As enterprises move to embrace AI, PowerAI provides a comprehensive platform to get started with the AI solution that is leading the revolution in AI: deep learning.

Going Deeper than Machine Learning

Deep learning is a type of machine learning that holds powerful potential for organizations dealing with massive amounts of data, and IBM PowerAI is the first enterprise distribution of open-source deep learning software. “Enterprises should look at deep learning when they have enough data—as the amount of data increases, deep learning becomes more effective and accurate than traditional machine learning methods,” Gupta advises.

Traditional machine learning uses algorithms that are programmed to learn and adapt based on a particular domain and data. Deep learning is a raw neural network that’s almost domain-independent. Deep learning adapts to a domain by using models that identify important features in the domain’s data automatically, making it easier than traditional machine learning methods for data scientists to use.

“In many ways, it learns like we do. The problem is that we have decades to learn, whereas computer models are expected to learn within months,” Gupta points out. So, the PowerAI team developed enhancements to accelerate deep learning performance. “Deep learning software sometimes takes days and weeks to run, but we’re able to bring that down to hours. That enables data scientists to run many more learning iterations and significantly improves developer productivity.”

Deep learning is opening new doors for companies like RowAnalytics, a U.K.-based firm that specializes in Internet of Things (IoT) and healthcare solutions. RowAnalytics solutions sometimes need to process massive data that’s too large for traditional computing architectures. But PowerAI in conjunction with IBM Power Systems provides exclusive large memory support with deep learning that lets RowAnalytics analyze such data sets without breaking them up across multiple systems. The outcome is faster and more precise analysis.

The PowerAI team is also working with other companies developing machine learning and analytics software to add new capabilities. For instance, the team is working with Anaconda to tightly integrate tools and libraries popular among Python programmers. They’re also working with H2O to improve integration of the company’s machine learning libraries.

Getting Smarter

Getting started with AI and deep learning can be daunting for many enterprises. “People in industry have doubts of ‘I’m not sure this is useful for me. I don’t know if it applies to the problem I’m trying to solve. I don’t have the right talent to do the work.’ ” Gupta says.

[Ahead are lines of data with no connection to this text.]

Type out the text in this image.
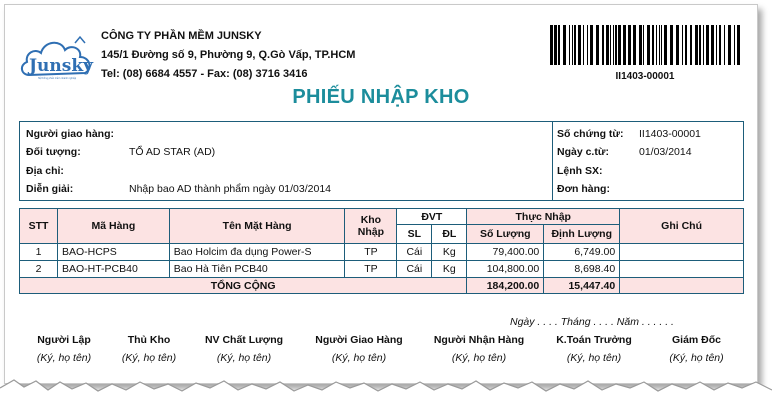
Junsky
Hệ thống phần mềm doanh nghiệp
CÔNG TY PHẦN MỀM JUNSKY
145/1 Đường số 9, Phường 9, Q.Gò Vấp, TP.HCM
Tel: (08) 6684 4557 - Fax: (08) 3716 3416	II1403-00001
PHIẾU NHẬP KHO
Người giao hàng:
Đối tượng:	TỔ AD STAR (AD)
Địa chỉ:
Diễn giải:	Nhập bao AD thành phẩm ngày 01/03/2014
Số chứng từ: II1403-00001
Ngày c.từ:	01/03/2014
Lệnh SX:
Đơn hàng:
STT	Mã Hàng	Tên Mặt Hàng	Kho Nhập	ĐVT		Thực Nhập		Ghi Chú
				SL	ĐL	Số Lượng	Định Lượng	
1	BAO-HCPS	Bao Holcim đa dụng Power-S	TP	Cái	Kg	79,400.00	6,749.00	
2	BAO-HT-PCB40	Bao Hà Tiên PCB40	TP	Cái	Kg	104,800.00	8,698.40	
TỔNG CỘNG						184,200.00	15,447.40	
Ngày . . . . Tháng . . . . Năm . . . . . .
Người Lập
(Ký, họ tên)
Thủ Kho
(Ký, họ tên)
NV Chất Lượng
(Ký, họ tên)
Người Giao Hàng
(Ký, họ tên)
Người Nhận Hàng
(Ký, họ tên)
K.Toán Trưởng
(Ký, họ tên)
Giám Đốc
(Ký, họ tên)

Although the work takes time, the PowerAI team is building resources that help enterprises get up to speed as quickly as possible, capturing use cases and even reference architectures to help accelerate deployment. “Essentially, we’re becoming a repository for our clients to be able to learn, understand and get started with AI quickly.”

Today, deep learning solutions are already analyzing medical data to help improve patient treatment, analyzing internet data to thwart cyberattacks and analyzing financial data to better predict loan risks and detect fraud. “If we can improve fraud detection for credit cards—even by 1 percent—we’re talking hundreds of millions of dollars saved a year,” Gupta says.

“Enterprises have seen the potential—and now they’re getting the tools to explore ‘the art of the possible,’ finding ways to turn new technology into competitive solutions.”